Don’t Be A Fair Weather Friend

on in Nonprofit

We now know we’re facing what may be the tightest economy of our lifetimes.  (At least I hope so…)

We also know that donors, whether affluent or just getting by, feel less able to give during uncertain economic times, and that all go through more soul-searching before contributing.. 

This is a time of reflection and a time to return to the basic principles of fundraising, first and foremost of which is:

Fundraising is about values and about relationships, not about moneyMoney is simply the currency through which moral and social priorities are expressed.

In that vein, some thoughts…

Don’t be a fair-weather friend.  Reach out to your supporters and talk about what is happening, to them and to your organization.  Express your understanding and sympathy for what may be a very difficult time.  Let them know your relationship to them extends beyond their moments of generosity, which will surely return, in time.

For those who continue to give, let them know how much you appreciate that continued support, particularly at this moment.

For those who can’t, express your intention to maintain the relationship and to ask at a more opportune time.

Your board members can help with this outreach – reinforcing the teachable moment that fundraising is about relationships, not just asking for money.

Accept help in all forms.  Offer opportunities for people to donate their time as volunteers or to provide in-kind goods and services.  Be creative in providing supporters ways to stay involved, even if cash is tight.
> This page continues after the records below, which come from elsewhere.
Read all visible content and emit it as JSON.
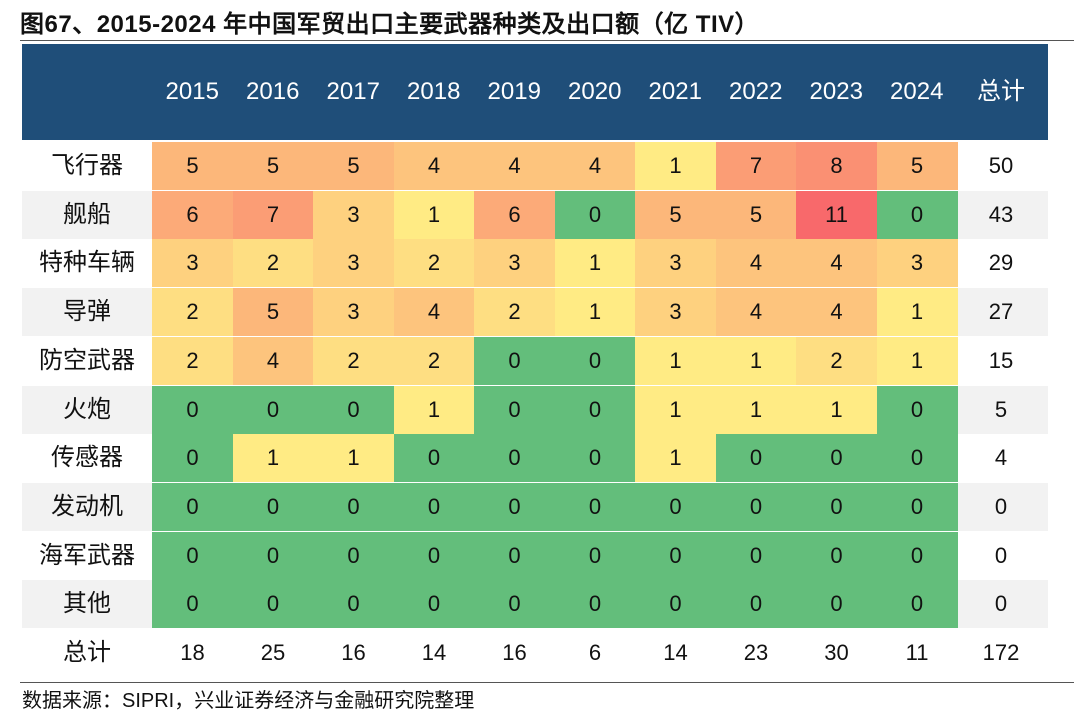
{
  "title": "图67、2015-2024 年中国军贸出口主要武器种类及出口额（亿 TIV）",
  "source": "数据来源：SIPRI，兴业证券经济与金融研究院整理",
  "colors": {
    "header_bg": "#1f4e79",
    "scale_low": "#63be7b",
    "scale_mid": "#ffeb84",
    "scale_high": "#f8696b",
    "stripe": "#f2f2f2"
  },
  "chart_data": {
    "type": "heatmap",
    "title": "2015-2024 年中国军贸出口主要武器种类及出口额（亿 TIV）",
    "columns": [
      "2015",
      "2016",
      "2017",
      "2018",
      "2019",
      "2020",
      "2021",
      "2022",
      "2023",
      "2024"
    ],
    "total_label": "总计",
    "rows": [
      {
        "label": "飞行器",
        "values": [
          5,
          5,
          5,
          4,
          4,
          4,
          1,
          7,
          8,
          5
        ],
        "total": 50
      },
      {
        "label": "舰船",
        "values": [
          6,
          7,
          3,
          1,
          6,
          0,
          5,
          5,
          11,
          0
        ],
        "total": 43
      },
      {
        "label": "特种车辆",
        "values": [
          3,
          2,
          3,
          2,
          3,
          1,
          3,
          4,
          4,
          3
        ],
        "total": 29
      },
      {
        "label": "导弹",
        "values": [
          2,
          5,
          3,
          4,
          2,
          1,
          3,
          4,
          4,
          1
        ],
        "total": 27
      },
      {
        "label": "防空武器",
        "values": [
          2,
          4,
          2,
          2,
          0,
          0,
          1,
          1,
          2,
          1
        ],
        "total": 15
      },
      {
        "label": "火炮",
        "values": [
          0,
          0,
          0,
          1,
          0,
          0,
          1,
          1,
          1,
          0
        ],
        "total": 5
      },
      {
        "label": "传感器",
        "values": [
          0,
          1,
          1,
          0,
          0,
          0,
          1,
          0,
          0,
          0
        ],
        "total": 4
      },
      {
        "label": "发动机",
        "values": [
          0,
          0,
          0,
          0,
          0,
          0,
          0,
          0,
          0,
          0
        ],
        "total": 0
      },
      {
        "label": "海军武器",
        "values": [
          0,
          0,
          0,
          0,
          0,
          0,
          0,
          0,
          0,
          0
        ],
        "total": 0
      },
      {
        "label": "其他",
        "values": [
          0,
          0,
          0,
          0,
          0,
          0,
          0,
          0,
          0,
          0
        ],
        "total": 0
      }
    ],
    "column_totals": {
      "label": "总计",
      "values": [
        18,
        25,
        16,
        14,
        16,
        6,
        14,
        23,
        30,
        11
      ],
      "total": 172
    }
  }
}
As donors align their giving with their financial capacity, you want to make sure that those who share your values are able to continue to travel along with you, whatever shape that takes.

Repeat after me: Fundraising is Friendraising. While aggressive approaches to attract new donations may not be timely, this is still an opportune time to cultivate new friends and get existing friends to learn more about your work, particularly if you can link your mission to meeting needs which arise from economic hardship.

Donors ‘R Us.  Establishing some common bonds around our anxieties – and some constructive responses – can emphasize to supporters that we are all in this together, as peers.  The bottom line is: we’re going to make it through, and we’re only going to make it through, if we stand together with our supporters as partners.